被爆地を訪問した最初の現職長官となったケリー国務長官は原爆資料館の芳名録に「世界中の人々がこの資料館を見て、その力を感じるべきだ。ありのままで、厳しく、そして人をひきつける展示は、私たちに、核兵器の脅威を終わらせる義務があるだけでなく、戦争そのものを避けるために全力をあげなければならないことを思い起こさせる」と記したとのことで、世界主要国の指導者たちの間に平和への機運が一層高まった大きな成果を挙げての閉幕となりました。
この成果は、5月26,27日に予定されている伊勢志摩サミットで引き続き世界平和の問題が話し合われるだけでなく、27日にオバマ大統領の広島訪問が決定したことにも表れています。大統領就任直後の2009年、チェコ共和国プラハで「核兵器のない世界」を提唱し、ノーベル平和賞を受賞したオバマ大統領は、米国の現職大統領で初めて広島を訪問する大統領になるとのことで、これら一連の発展には、同盟や政略結婚などの人為的な平和ではなく、真の平和を愛する神の思惟が感じられます。

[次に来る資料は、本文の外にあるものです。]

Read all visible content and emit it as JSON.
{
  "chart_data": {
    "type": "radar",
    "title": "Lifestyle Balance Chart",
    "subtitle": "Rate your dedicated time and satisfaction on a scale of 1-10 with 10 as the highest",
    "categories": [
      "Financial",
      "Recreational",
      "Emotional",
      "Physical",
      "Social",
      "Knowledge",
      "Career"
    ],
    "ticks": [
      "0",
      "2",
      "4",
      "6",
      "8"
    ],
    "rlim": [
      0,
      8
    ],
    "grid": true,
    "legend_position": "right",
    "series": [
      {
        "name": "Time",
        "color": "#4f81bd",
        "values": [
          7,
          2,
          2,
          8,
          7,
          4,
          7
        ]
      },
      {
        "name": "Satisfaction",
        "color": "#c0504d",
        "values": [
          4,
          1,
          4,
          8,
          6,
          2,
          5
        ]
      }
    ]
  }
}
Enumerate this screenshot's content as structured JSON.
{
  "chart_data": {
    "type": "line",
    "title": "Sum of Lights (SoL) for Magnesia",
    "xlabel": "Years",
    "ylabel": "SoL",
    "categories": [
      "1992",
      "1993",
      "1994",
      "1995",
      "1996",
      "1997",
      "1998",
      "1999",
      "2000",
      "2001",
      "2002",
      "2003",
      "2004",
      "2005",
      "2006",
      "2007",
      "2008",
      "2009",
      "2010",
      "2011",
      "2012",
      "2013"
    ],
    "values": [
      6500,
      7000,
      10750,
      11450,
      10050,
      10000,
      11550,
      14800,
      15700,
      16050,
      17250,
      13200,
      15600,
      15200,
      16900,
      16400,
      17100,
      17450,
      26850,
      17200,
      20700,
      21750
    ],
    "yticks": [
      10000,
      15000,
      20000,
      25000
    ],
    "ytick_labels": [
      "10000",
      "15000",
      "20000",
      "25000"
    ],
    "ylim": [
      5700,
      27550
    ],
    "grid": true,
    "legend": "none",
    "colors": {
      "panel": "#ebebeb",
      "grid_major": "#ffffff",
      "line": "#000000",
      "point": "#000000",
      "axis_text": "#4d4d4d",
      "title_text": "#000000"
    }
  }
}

神は、核保有国と非核保有国の溝がますます深まっている今日、世界で唯一の被爆国として戦争放棄を表明している「平和憲法」を七十年余維持してきた日本に、核廃絶、戦争廃絶を世界に率先して訴えるよう願っておられるように思います。ウクライナ紛争を巡って米国との対立を深めたロシアは、いっそう核兵器依存の傾向を示し、核兵器開発を推し進めている中国、核実験強行を続ける北朝鮮の脅威と、世界が軍縮どころか、戦力増強に拍車をかけている今日、被爆国日本は世界平和を主張するに一番ふさわしい立場に置かれているのです。

聖書は、一国の指導者や王の、神の御旨を求める姿勢が国家の行く末に大きく影響することを教えていますが、神の原則は日本にも適用できます。神は、平和のために御身体をおして行動、祈っておられる今上陛下がご健在なかぎり、日本にもエレミヤ書18:7-8のメッセージで応えてくださるに違いないのです。平和の大切さの機運が世界的にも高まっている今、日本が平和憲法を維持し、軍事同盟を破棄し、世界平和のために執り成すとき、神ご自身が日本を自然災害、人的災害から守り導いてくださることでしょう。